Hyndland Secondary School
Hyndland Secondary School

The importance of music has always been championed by Hyndland, with pupils encouraged to take up instruments early on in their school career and a wide selection of groups for them to play in. 

So, when a national lockdown was enforced, the silence was only brief. Peripatetic instrumental teachers continued lessons over Zoom. Entire classrooms moved to Microsoft Teams. The school Twitter account teemed with videos of students playing pieces from the comfort of their own homes. 

'Intrinsic'

Lockdown highlighted the importance of music through its capacity to connect people and underlined how intrinsic it is to our daily lives, but it also shone a light on its neglect and underfunding.  

I count myself lucky to be in so many of the photos on this wall.
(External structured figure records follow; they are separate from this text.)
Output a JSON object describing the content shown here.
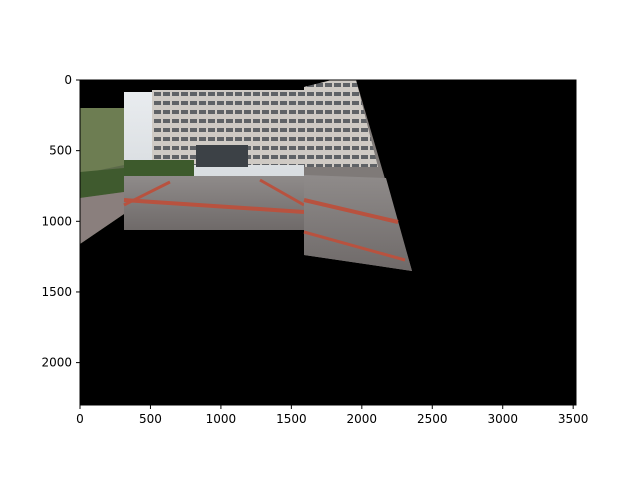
{
  "chart_data": {
    "type": "image",
    "title": "",
    "xlabel": "",
    "ylabel": "",
    "xlim": [
      0,
      3520
    ],
    "ylim": [
      2300,
      0
    ],
    "x_ticks": [
      0,
      500,
      1000,
      1500,
      2000,
      2500,
      3000,
      3500
    ],
    "y_ticks": [
      0,
      500,
      1000,
      1500,
      2000
    ],
    "x_tick_labels": [
      "0",
      "500",
      "1000",
      "1500",
      "2000",
      "2500",
      "3000",
      "3500"
    ],
    "y_tick_labels": [
      "0",
      "500",
      "1000",
      "1500",
      "2000"
    ],
    "background_color": "#000000",
    "image_content": "stitched panorama of an office building with a paved plaza and red brick paving lines",
    "image_regions": [
      {
        "name": "left-frame",
        "polygon": [
          [
            0,
            200
          ],
          [
            310,
            200
          ],
          [
            310,
            950
          ],
          [
            0,
            1160
          ]
        ]
      },
      {
        "name": "center-frame",
        "polygon": [
          [
            310,
            90
          ],
          [
            1600,
            90
          ],
          [
            1600,
            1060
          ],
          [
            310,
            1060
          ]
        ]
      },
      {
        "name": "right-frame",
        "polygon": [
          [
            1600,
            40
          ],
          [
            1950,
            0
          ],
          [
            2100,
            0
          ],
          [
            2350,
            1340
          ],
          [
            1600,
            1230
          ]
        ]
      }
    ]
  }
}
Seeing myself up there with my friends is a refreshing burst of warmth in the otherwise chilly corridors of our school. 

These little windows to the past are bittersweet reminders of life before lockdown, when groups of more than six people from two households could meet to rehearse music for upcoming performances, and wind players’ practice wasn’t limited to the confines of their own homes

Rhona Macdonald

I remember watching the older students perform in our local church at the Christmas service when I was in first year and feeling a desire to be up there one day myself. 

I have just submitted an application to study music, and I can safely say that I wouldn’t be doing so without the nurture of our school’s music teachers over the years and the ensembles I've had the pleasure of playing in. 

For the meantime, this noticeboard will have to act as the stage upon which younger pupils are inspired to take up instruments, and I have no doubt that, when restrictions permit, the sound of music will once again echo down the Airlie building’s corridors.